A partir dessa realidade, defendemos que o país invista todo o dinheiro necessário para garantir mais UTIs, para contratação de novos profissionais da saúde, para possibilitar Epis para todos os trabalhadores da saúde e dos outros serviços essenciais. Nenhuma vida é descartável e nenhuma morte deve ser considerada normal com alegação de falta de verbas. Por isso avaliamos que a vida deve estar acima dessa dívida pública e dos lucros dos banqueiros e defendemos a suspensão do pagamento da dívida e destinação desses recursos para o combate ao coronavirus e áreas sociais.

Defendemos também a estatização dos hospitais, laboratórios e equipamentos de saúde privados, para que se possa controlá-los via atuação dos trabalhadores do setor e garantir a divisão de acordo com as necessidades de saúde do povo, não apenas de quem pode pagar.

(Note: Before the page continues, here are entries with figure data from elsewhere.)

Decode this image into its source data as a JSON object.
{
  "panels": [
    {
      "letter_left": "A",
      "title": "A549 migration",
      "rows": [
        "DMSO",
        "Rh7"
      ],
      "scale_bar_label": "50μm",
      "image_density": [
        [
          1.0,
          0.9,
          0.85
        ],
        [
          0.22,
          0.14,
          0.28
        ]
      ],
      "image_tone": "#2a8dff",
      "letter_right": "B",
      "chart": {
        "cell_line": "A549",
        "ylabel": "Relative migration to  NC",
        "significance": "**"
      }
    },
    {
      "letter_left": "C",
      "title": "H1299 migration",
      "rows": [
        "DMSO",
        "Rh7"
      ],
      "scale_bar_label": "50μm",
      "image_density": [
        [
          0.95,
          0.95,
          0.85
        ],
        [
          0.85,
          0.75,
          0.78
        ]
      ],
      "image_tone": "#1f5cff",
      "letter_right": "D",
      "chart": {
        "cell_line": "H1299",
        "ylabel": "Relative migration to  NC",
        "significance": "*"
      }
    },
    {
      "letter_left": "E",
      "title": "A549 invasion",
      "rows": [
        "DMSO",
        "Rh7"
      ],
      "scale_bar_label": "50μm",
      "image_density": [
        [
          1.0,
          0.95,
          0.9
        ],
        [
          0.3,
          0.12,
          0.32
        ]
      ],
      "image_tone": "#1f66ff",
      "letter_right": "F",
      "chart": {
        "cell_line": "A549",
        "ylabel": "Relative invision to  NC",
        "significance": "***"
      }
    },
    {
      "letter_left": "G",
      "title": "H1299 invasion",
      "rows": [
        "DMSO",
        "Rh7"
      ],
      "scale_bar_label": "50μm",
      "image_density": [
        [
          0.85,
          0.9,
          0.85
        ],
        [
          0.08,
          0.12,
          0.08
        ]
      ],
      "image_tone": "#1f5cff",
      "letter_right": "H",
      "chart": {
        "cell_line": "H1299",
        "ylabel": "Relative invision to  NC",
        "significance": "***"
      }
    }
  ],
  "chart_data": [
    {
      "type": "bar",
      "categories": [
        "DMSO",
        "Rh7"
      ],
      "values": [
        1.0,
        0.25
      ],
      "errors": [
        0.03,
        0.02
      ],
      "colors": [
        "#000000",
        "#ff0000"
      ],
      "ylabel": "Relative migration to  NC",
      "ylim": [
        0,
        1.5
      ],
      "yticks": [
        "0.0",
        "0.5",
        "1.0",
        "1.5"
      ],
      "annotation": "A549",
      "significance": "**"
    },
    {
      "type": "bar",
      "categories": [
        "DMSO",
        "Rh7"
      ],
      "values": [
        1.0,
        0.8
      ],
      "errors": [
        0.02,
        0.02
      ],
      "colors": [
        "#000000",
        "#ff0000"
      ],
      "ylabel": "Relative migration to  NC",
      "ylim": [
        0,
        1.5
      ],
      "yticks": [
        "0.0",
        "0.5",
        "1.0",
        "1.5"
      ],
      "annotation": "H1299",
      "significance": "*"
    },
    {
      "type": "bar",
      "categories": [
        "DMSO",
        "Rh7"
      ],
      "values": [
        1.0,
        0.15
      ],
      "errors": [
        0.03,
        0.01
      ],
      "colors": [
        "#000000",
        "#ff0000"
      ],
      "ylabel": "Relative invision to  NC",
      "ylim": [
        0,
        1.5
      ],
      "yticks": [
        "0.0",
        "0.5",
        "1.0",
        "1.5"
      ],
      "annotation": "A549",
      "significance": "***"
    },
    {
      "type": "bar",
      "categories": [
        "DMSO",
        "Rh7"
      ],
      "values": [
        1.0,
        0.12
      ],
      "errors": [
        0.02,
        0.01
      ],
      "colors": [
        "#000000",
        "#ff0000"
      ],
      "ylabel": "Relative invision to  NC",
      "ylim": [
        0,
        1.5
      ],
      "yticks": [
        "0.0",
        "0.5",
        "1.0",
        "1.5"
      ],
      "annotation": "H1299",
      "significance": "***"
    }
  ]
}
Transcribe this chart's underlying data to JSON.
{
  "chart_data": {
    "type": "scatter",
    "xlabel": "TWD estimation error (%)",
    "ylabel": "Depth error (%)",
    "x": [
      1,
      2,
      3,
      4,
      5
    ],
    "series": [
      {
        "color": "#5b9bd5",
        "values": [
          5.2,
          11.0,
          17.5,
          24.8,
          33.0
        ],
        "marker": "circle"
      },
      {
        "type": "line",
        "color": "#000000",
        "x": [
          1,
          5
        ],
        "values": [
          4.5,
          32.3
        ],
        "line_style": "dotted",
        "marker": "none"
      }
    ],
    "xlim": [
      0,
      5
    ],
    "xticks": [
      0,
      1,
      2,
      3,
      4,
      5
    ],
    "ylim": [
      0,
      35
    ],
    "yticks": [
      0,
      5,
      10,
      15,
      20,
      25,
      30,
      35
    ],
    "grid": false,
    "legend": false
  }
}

A campanha “A vida acima da dívida” defende a suspensão do pagamento das dívidas internas e externa com os banqueiros, propondo canalizar esses recursos para as áreas sociais. O sistema da dívida movimenta uma montanha de recursos, que com juros e amortizações, destinou aos banqueiros e fundos de pensão cerca de 38% do orçamento de 2019, totalizando R$ 1 trilhão de reais.

Nos somamos à campanha online da Auditoria Cidadã da Dívida, movimento social com longo histórico na batalha contra os banqueiros e o sistema financeiro, que exige a suspensão do pagamento da dívida e sua auditoria.